Matthieu 11, 26
Oui, Père, tu l’as voulu ainsi dans ta bienveillance.
Oui, Père, tu l’as voulu ainsi dans ta bienveillance.
Sublime
écho des louanges du Sauveur en l’honneur de son Père. Oui, mon Père, je vous loue. On dirait qu’après
avoir prononcé les paroles du v. 25, Jésus-Christ s’arrêta un instant pour les savourer et pour en admirer la
divine justesse. - Ainsi. De la manière dont il vient d’être dit, et pas autrement.
1359. Mais pourquoi rend-il grâce pour le fait que [le Père] a caché ? Je dis qu’il ne fait pas cela parce qu’il se réjouit de leur aveuglement, mais du jugement de Dieu qui en dispose ainsi sagement. Et pourquoi ? Ici, il ne fait pas chercher de cause. En effet, dans de telles choses, la volonté de Dieu sert de cause : CAR, PÈRE, TEL A ÉTÉ TON BON PLAISIR. L’artisan peut bien donner la raison pour laquelle il a placé certaines pierres à la base et d’autres plus haut ; mais qu’il ait posé telle [pierre] ici et telle autre là n’a pas d’autre cause que sa volonté. Ainsi, que le Seigneur en sauve certains, c’est l’effet de sa miséricorde ; qu’il en condamne d’autres, c’est l’effet de sa justice. Mais pourquoi agit-il avec miséricorde à l’égard de celui-ci plutôt que de celui-là ? Cela relève seulement de sa volonté. Ainsi, en Rm 9, 18 : Il fait miséricorde à qui Il veut, et il endurcit qui Il veut. Il agit donc ainsi selon son bon plaisir. Ps 118[119], 108 : Que ton bon plaisir, Seigneur, etc.
Il n'ajoute pas : vous les avez révélés aux insensés, mais aux petits, pour nous montrer qu'il ne condamne pas la pénétration, mais seulement l'enflure de l'esprit.
Ces paroles renferment pour nous une leçon d'humilité, et nous apprennent à ne pas discuter témérairement les jugements de Dieu sur la vocation des uns, et sur la réprobation des autres, en nous montrant qu'il ne peut y avoir d'injustice dans ce qui a plu à celui qui est souverainement juste.
Puisque Jésus-Christ dit : " Je vous confesse, " lui si éloigné de tout péché, la confession n'est donc pas toujours l'aveu des péchés, mais quelquefois aussi l'expression de la louange.
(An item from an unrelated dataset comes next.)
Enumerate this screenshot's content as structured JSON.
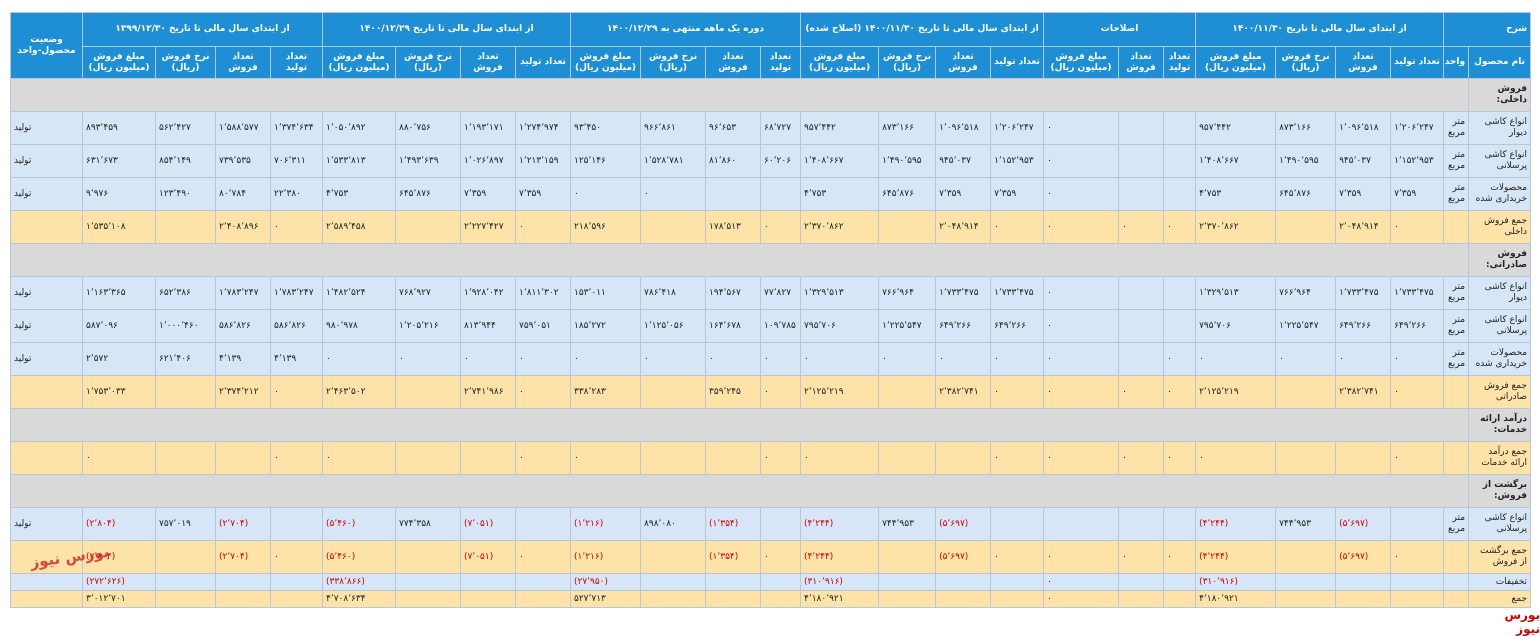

Nous confessons donc soit en louant Dieu, soit en nous accusant nous-mêmes ; et ces mots : Je vous confesse, signifient non pas : je m'accuse, mais : je vous loue, je vous rends gloire.
Sous le nom de ces sages et de ces prudents on peut entendre les orgueilleux, comme Notre-Seigneur l'explique lui-même, en ajoutant : " Et que vous les avez révélés aux petits. " En effet, que veut dire " aux petits, " si ce n'est aux humbles ?
Notre-Seigneur tient encore ce langage affectueux à son Père, pour l'engager à consommer l'oeuvre qu'il a commencée dans ses Apôtres.
Que ces mystères aient été révélés aux uns, c'est un légitime sujet de joie, mais qu'ils restent cachés pour les autres, c'est un trop juste sujet de larmes. Aussi la joie du Sauveur vient-elle exclusivement de ce que les petits ont connu ce que les sages ont ignoré.
Ou bien encore, en nommant ici des sages, il n'a point voulu parler de la véritable sagesse, mais de celle que les scribes et les pharisiens ne tenaient que de leur éloquence ; c'est pour cela qu'il ne dit pas : " Vous les avez révélés aux insensés, " mais : " aux petits, " c'est-à-dire aux gens sans instruction et sans éducation. C'est ainsi qu'il nous apprend à fuir en tout l'orgueil, et à rechercher la pratique de l'humilité.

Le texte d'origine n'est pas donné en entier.